Kształt spektaklu Krzysztofa Babickiego to kolaż elementów z bardzo „różnych bajek”. Słodkie powidoki z wczesnego Disneya, nasączony współczesnością dowcip sytuacyjny, gwiazdy starego Hollywood, tchnienie grozy rodem z hiszpańskiego horroru. A na dokładkę pomocnik wiedźmy niczym Jason Voorhees. Dzieje się!
Na środku sceny leży kilkadziesiąt czerwonych i na oko bardzo soczystych jabłek. Zza otaczających scenę białych ścian wyglądają zwierzęce głowy – Lisa (Leon Krzycki), Zająca (Mariusz Czarnecki), Niedźwiedzia (Grzegorz Wolf) i Wiewiórki (Dorota Lulka). W slapstickowej choreografii leśna banda walczy między sobą o kuszące owoce. A my, widzowie, zachwycamy się jesiennym lasem, który momentalnie rozrasta się na scenie.

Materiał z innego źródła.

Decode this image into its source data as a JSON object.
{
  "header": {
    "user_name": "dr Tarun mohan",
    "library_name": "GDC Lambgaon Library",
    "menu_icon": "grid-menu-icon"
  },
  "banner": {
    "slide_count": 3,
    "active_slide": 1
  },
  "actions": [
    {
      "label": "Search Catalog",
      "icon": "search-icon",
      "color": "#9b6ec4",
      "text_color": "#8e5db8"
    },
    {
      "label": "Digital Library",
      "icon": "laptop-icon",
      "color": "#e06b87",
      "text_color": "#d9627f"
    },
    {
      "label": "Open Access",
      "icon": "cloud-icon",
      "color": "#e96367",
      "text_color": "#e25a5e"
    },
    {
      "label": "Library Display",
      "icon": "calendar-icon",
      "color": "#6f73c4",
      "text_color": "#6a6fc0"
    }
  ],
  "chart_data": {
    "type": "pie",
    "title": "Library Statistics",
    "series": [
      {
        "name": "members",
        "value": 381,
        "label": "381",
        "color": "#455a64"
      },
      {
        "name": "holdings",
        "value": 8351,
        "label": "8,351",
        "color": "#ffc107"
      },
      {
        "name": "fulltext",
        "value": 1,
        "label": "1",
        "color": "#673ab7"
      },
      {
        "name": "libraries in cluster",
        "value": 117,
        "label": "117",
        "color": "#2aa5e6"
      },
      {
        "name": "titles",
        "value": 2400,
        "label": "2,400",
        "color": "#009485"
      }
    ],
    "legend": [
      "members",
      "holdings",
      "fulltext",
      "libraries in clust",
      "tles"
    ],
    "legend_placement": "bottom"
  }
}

Bo białe płaszczyzny, które otaczają scenę w Śnieżce i krasnoludkach, to tło dla głównego budulca wizualnej strony przedstawienia, czyli animowanych projekcji Dawida Kozłowskiego, inspirowanych charakterystycznym stylem najsłynniejszych produkcji Disneya i stwarzających tu kolejno różne krajobrazy dla przygód czarnowłosej królewny – zamkowe komnaty, las czy chatkę krasnoludków. Jest więc bardzo kolorowo i bardzo dynamicznie, a tak nakreślona rzeczywistość sceniczna jest soczystym tłem dla barwnych bohaterów, w których dzięki świetnej charakteryzacji i efektownym kostiumom Sławomira Smolorza ciężko rozpoznać aktorów Teatru Miejskiego. „Sekcja zwierzęca” natychmiast przykuwa uwagę dzieciaków (ale trudno im się dziwić, sama nie mogłam oderwać wzroku od tiulowego ogona Wiewiórki!) i podbija ich serca, bo reżyser konstruuje te postacie na wzór zwierzaków Disneya – charakternych, niesfornych, ale bardzo sympatycznych i wspomagających pozytywnych bohaterów opowieści.

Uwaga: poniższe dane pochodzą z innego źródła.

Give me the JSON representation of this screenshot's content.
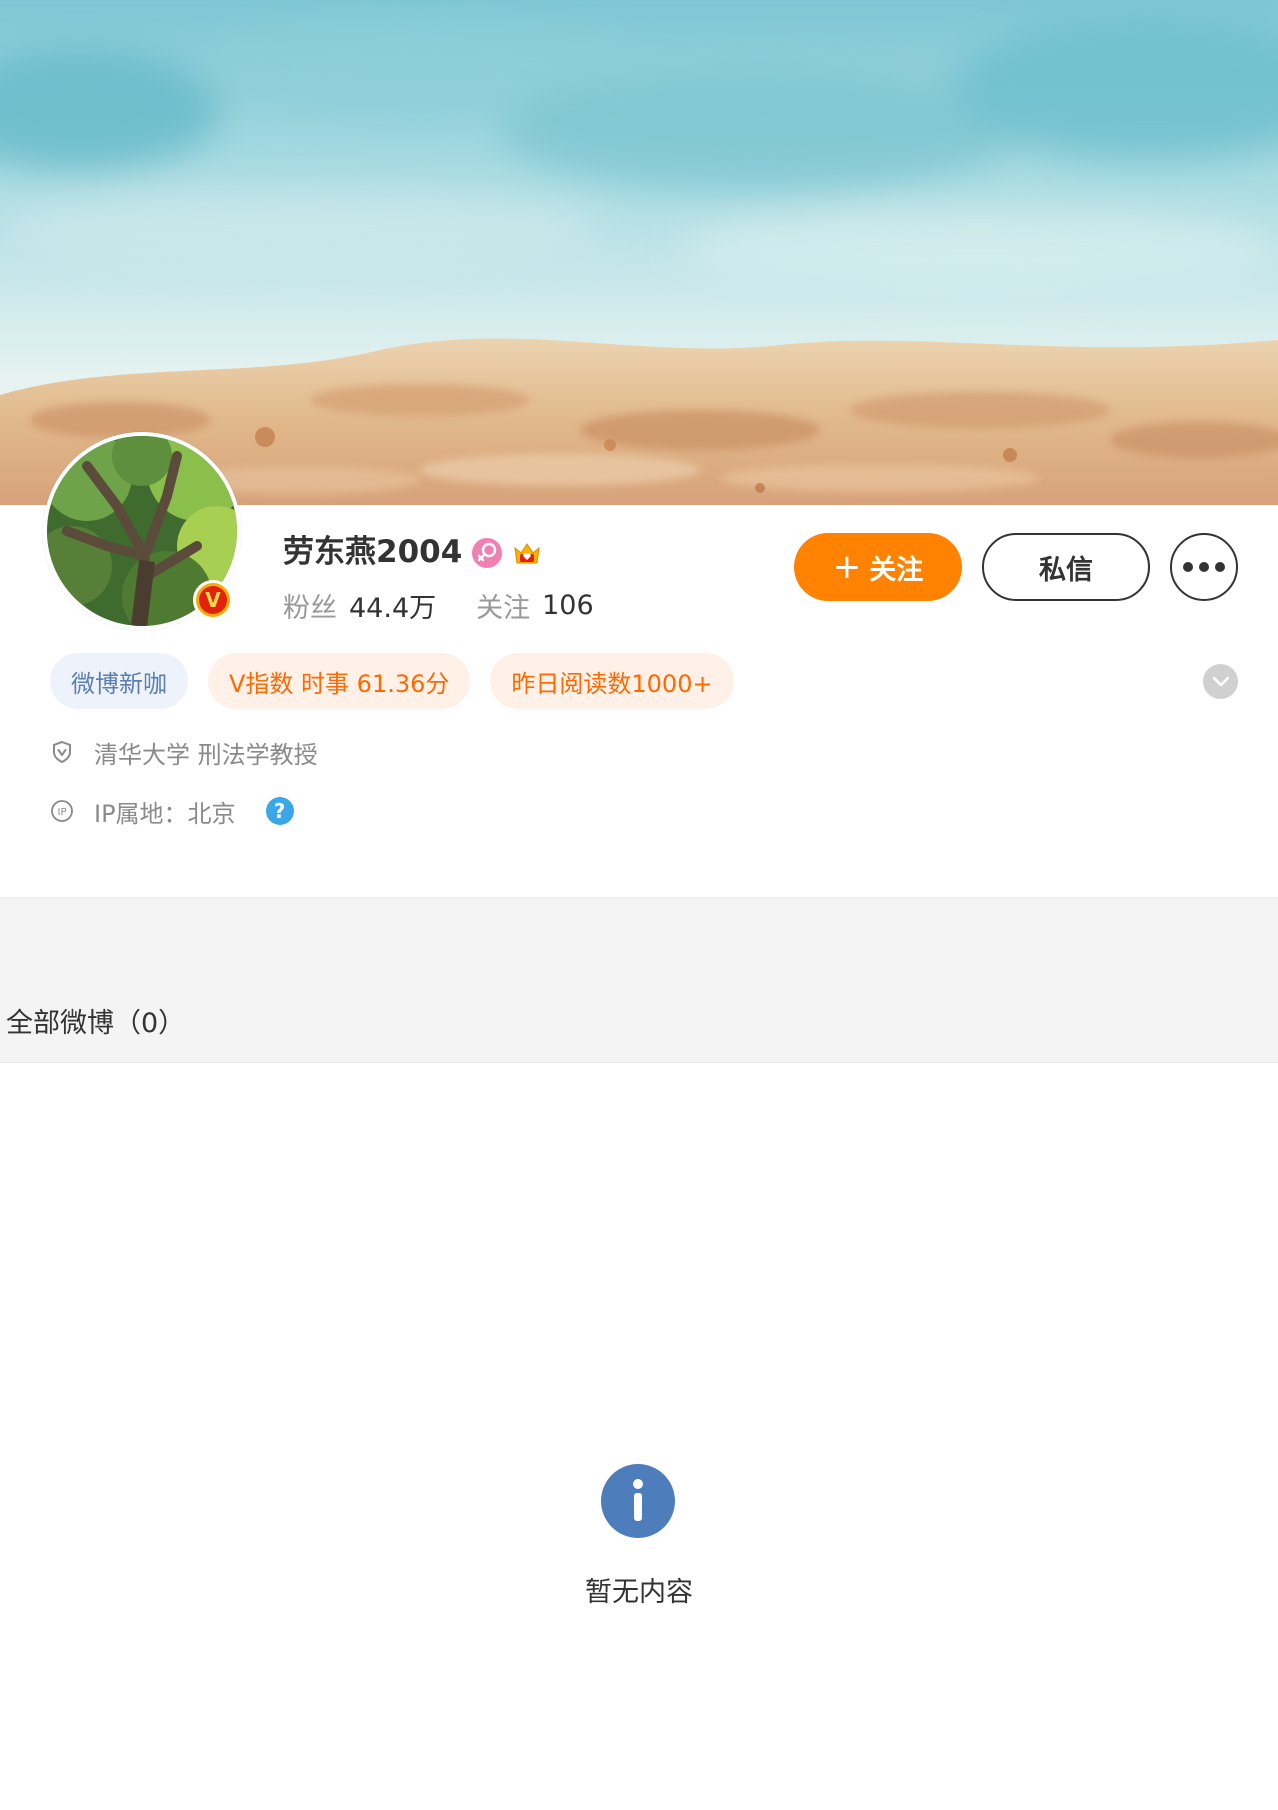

Spektakl Babickiego wkracza w bardziej liryczne rejony, gdy pomiędzy rozbawione zwierzęta wchodzi ciężarna Matka Śnieżki (Olga Barbara Długońska). Wkrótce krajobraz na wizualizacjach błękitnieje i zmienia się na zimowy, a my słyszymy zza kulis płacz niemowlęcia. Dalej wszystko toczy się jak w literackim pierwowzorze (lub raczej w jego późniejszej, ocenzurowanej wersji), bywa smutno, groźnie i strasznie, a finał krzepi serca dzieci i towarzyszących im dorosłych szczęśliwym zakończeniem.

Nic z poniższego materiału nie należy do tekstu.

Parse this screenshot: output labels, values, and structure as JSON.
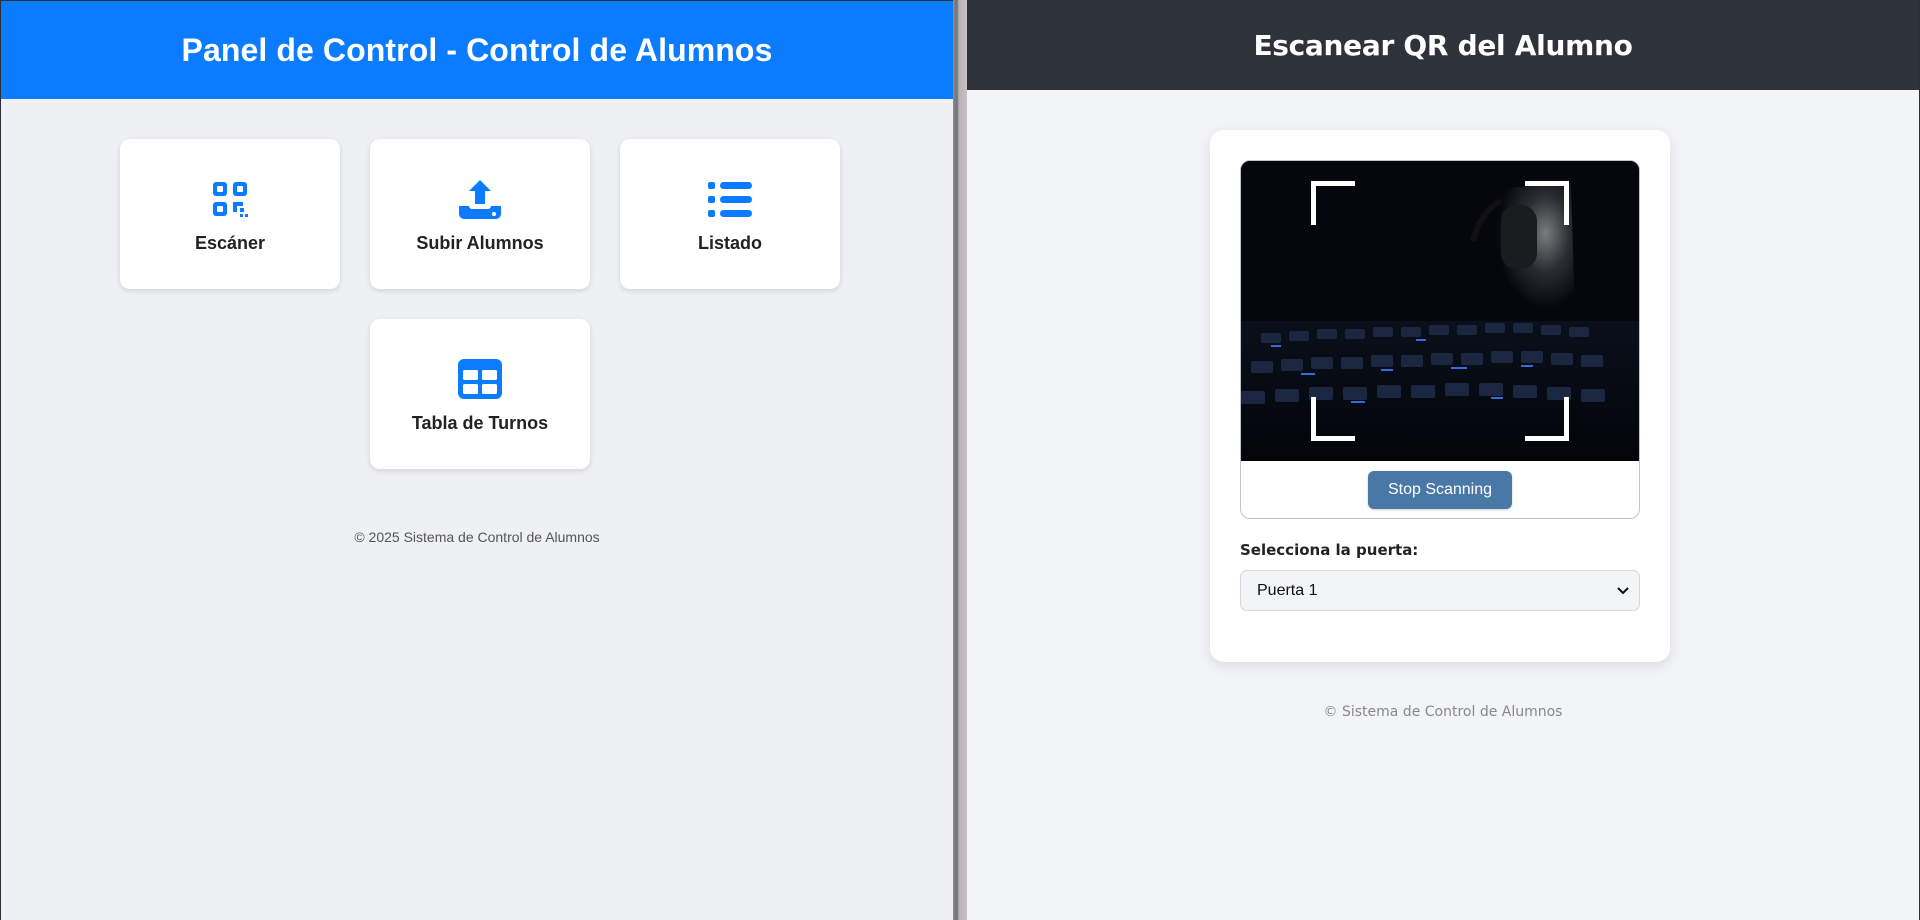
{
  "left": {
    "title": "Panel de Control - Control de Alumnos",
    "cards": [
      {
        "label": "Escáner",
        "icon": "qr-code-icon"
      },
      {
        "label": "Subir Alumnos",
        "icon": "upload-icon"
      },
      {
        "label": "Listado",
        "icon": "list-icon"
      },
      {
        "label": "Tabla de Turnos",
        "icon": "table-icon"
      }
    ],
    "footer": "© 2025 Sistema de Control de Alumnos",
    "accent": "#0b7cff"
  },
  "right": {
    "title": "Escanear QR del Alumno",
    "stop_label": "Stop Scanning",
    "gate_label": "Selecciona la puerta:",
    "gate_selected": "Puerta 1",
    "footer": "© Sistema de Control de Alumnos",
    "header_color": "#2e333b",
    "button_color": "#4a78a6"
  }
}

W teatrze dla dzieci dość często spotykamy się z sytuacją, kiedy adaptacja klasycznej baśni nawiązuje bardziej do jej najsłynniejszych filmowych realizacji niż do samego źródła, czyli literackiego oryginału. W przypadku gdyńskiego przedstawienia zauważyć można dość szybko, że największą inspiracją była tu popularna animacja Disneya z 1937 roku – Snow White and the Seven Dwarfs. Zbieżności najbardziej widać oczywiście na poziomie scenografii i kostiumów, ale też i w sposobie konstruowania akcji, akcentowaniu przygodowego charakteru całej historii i jej komediowego potencjału oraz budowaniu zależności pomiędzy poszczególnymi, silnie zindywidualizowanymi bohaterami (to w końcu dzięki Disneyowi bezimienne w literackim oryginale krasnoludki zostały nazwane) na zasadzie łączenia ich w wyraźnie skontrastowane pary. Ale w spektaklu Babickiego te filmowe koligacje, chwilami nadmiernie patetyczne i cukierkowe, przełamywane są nieustannie akcentami z innych porządków, filmowych i nie tylko. Dzięki temu Śnieżka i krasnoludki to spójna kompozycja, dawkująca widzom humor, przygodę, liryczność i grozę w odpowiednio wyważonych porcjach. Jak na opowieść wzorowaną na animacji przystało, Śnieżka i krasnoludki to przedstawienie rozśpiewane. Choć akurat ten składnik wypada w całej kompozycji najsłabiej. Piosenki Grażyny Lutosławskiej (napisane do dynamicznie brzmiącej, wpadającej w ucho muzyki Janusza Grzywacza) są moim zdaniem zbyt długie i zamiast wzmacniać akcję, niepotrzebnie ją czasami rozbijają.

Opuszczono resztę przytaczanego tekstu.